Debunked myth three: On the fact that Assange prosecution will only destroy his life
Key witnesses have been clear: Assange’s conviction would criminalise all journalists.
Trevor Timm, the founder of the Freedom of the Press Foundation, told the court that there have been numerous attempts by the U.S. Government to use espionage charges against journalists and none have ever succeeded. His qualified opinion is that this prosecution would mean that any journalist in possession of confidential information could be arrested.

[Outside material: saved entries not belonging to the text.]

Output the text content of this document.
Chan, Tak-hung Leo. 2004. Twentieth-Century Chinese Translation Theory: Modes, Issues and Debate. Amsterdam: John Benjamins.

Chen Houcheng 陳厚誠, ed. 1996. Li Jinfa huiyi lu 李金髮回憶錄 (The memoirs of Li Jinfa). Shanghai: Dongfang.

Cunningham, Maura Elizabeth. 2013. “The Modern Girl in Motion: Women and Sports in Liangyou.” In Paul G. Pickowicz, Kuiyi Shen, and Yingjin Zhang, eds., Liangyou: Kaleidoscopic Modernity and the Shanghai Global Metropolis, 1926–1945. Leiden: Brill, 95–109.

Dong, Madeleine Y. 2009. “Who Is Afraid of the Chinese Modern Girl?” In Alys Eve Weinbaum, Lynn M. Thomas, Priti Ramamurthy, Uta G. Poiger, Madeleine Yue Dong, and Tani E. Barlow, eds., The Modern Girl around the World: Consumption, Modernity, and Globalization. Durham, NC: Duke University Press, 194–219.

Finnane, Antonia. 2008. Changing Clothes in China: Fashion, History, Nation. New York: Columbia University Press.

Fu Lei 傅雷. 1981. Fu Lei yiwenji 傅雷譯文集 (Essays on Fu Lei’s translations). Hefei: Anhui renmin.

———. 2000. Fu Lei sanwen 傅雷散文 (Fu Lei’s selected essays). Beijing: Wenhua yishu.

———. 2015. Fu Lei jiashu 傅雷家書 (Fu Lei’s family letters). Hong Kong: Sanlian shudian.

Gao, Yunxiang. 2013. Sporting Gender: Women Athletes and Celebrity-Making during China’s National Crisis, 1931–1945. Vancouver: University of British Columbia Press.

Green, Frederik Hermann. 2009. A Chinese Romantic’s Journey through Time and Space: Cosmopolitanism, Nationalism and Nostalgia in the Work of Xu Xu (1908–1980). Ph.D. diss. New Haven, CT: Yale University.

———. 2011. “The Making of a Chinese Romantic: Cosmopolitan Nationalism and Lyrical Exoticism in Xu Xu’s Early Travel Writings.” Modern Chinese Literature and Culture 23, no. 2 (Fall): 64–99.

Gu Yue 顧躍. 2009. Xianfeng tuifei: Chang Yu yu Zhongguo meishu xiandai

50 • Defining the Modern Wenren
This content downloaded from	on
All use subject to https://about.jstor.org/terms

As he explained, if the charges against Assange were applied in 1970, the journalists who revealed the Watergate scandal under the Richard Nixon Administration – Bob Woodward and Carl Bernstein – could have been thrown in jail under this standard. Reconnecting the issue to the present, he said that if asking a source for classified information is espionage, then the secure “dropbox” systems used by more than 80 publications worldwide to encourage whistleblowers to send them information would also be illegal, since they “solicit classified information” — one of the charges against Assange.
Despite this, we are still waiting for a massive reaction from journalists. Of course, the International Federation of Journalists has taken action and the UK National Union of Journalists is finally organising to do the same. However, a lot of work still needs to be done to explain the impact that a decision to extradite Assange would have on the freedom of the press to inform the public, so the people could truly assess the action of their rulers.